I am Sam Vaknin, and I am the author of Malignant Self-Love, Narcissism Revisited.
Should the narcissist be held accountable for his actions?
Well, narcissists of all shades can usually control their behavior and their actions. They simply don't care to. They regard it as a waste of their precious time or a humiliating chore.
The narcissist feels both superior and entitled, regardless of his real gifts or accomplishments. Other people to the narcissist are inferior. They are his slaves. They are there to cater to his needs and make his existence seamless, flowing and smooth.
The narcissist holds himself to be cosmically significant and thus entitled to the conditions needed to realize his talents and to successfully complete his mission, which by the way changes fluidly and about which he has no clue except that it has to do with brilliance and fame.
What a narcissist cannot control is his void, the emotional black hole at his center, the fact that he doesn't know what it is like to be human because he lacks empathy.

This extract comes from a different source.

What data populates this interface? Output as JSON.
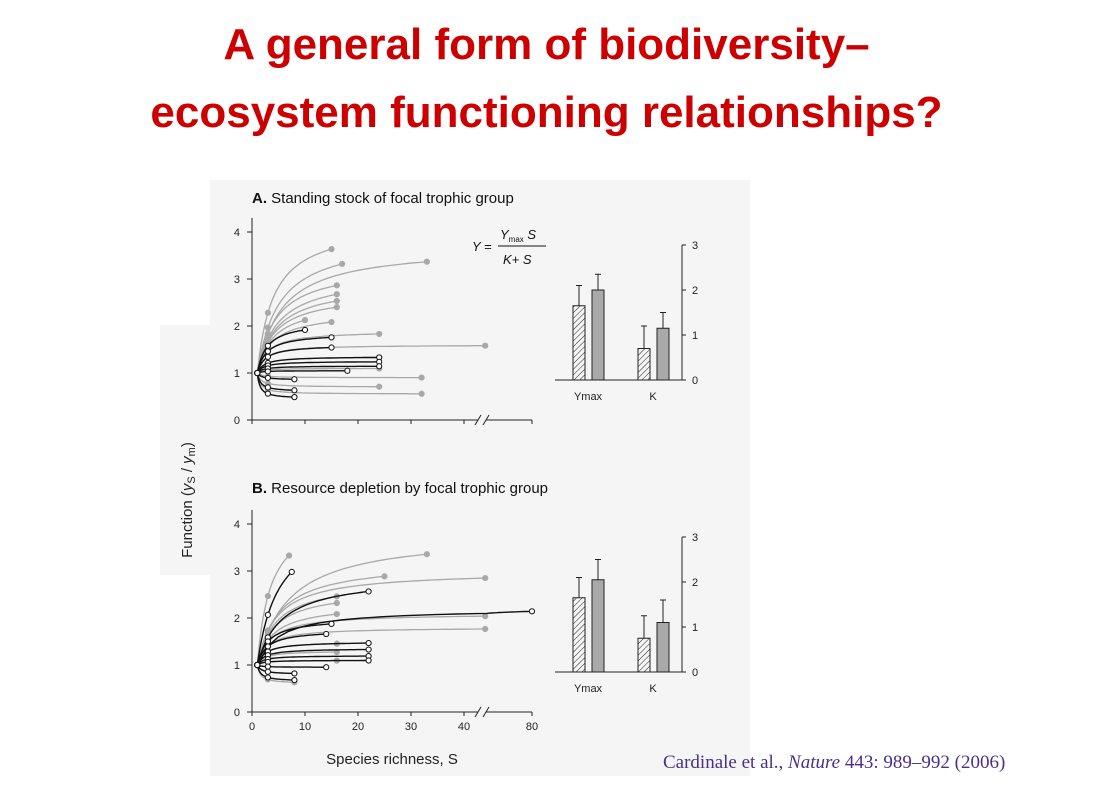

As a result, narcissists are awkward, tactless, painful, taciturn, abrasive and insensitive. The narcissist should be held accountable for most of his actions, even taking into account his sometimes uncontrollable rage in the backdrop of his grandiose fantasies.
Yes, it's true that at times the narcissist fails or finds it hard to control his rage.

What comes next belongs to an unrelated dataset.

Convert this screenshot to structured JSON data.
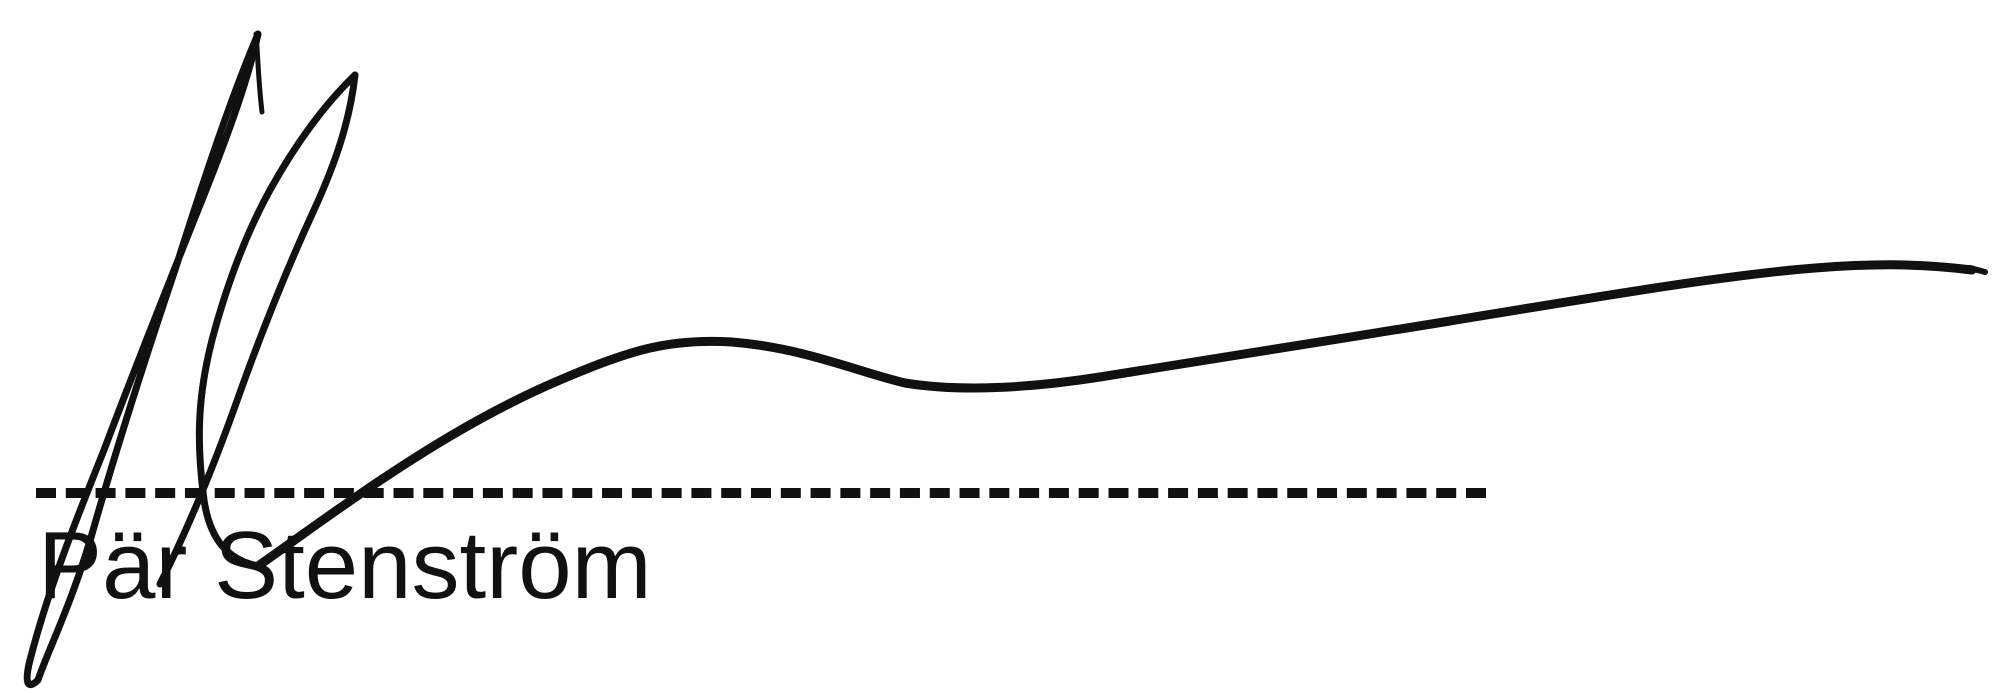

But at all times, even during the worst explosive episode, the narcissist can tell right from wrong and he simply does not care about other people sufficiently to refrain from expressing his rage.
Similarly, the narcissist cannot control his grandiose fantasies. He firmly believes that they constitute an accurate representation of reality, but he knows that lying is wrong and should not be done. He simply doesn't care enough about society and others to refrain from lying and confabulating.
To summarize, narcissists should be held accountable for most of their actions because they can tell right from wrong and they can refrain from acting. They simply don't care enough about others to put to good use these twin facilities and capacities.
Others are not sufficiently important to dent the narcissist's difference or to alter his abusive conduct. They are not worth the effort.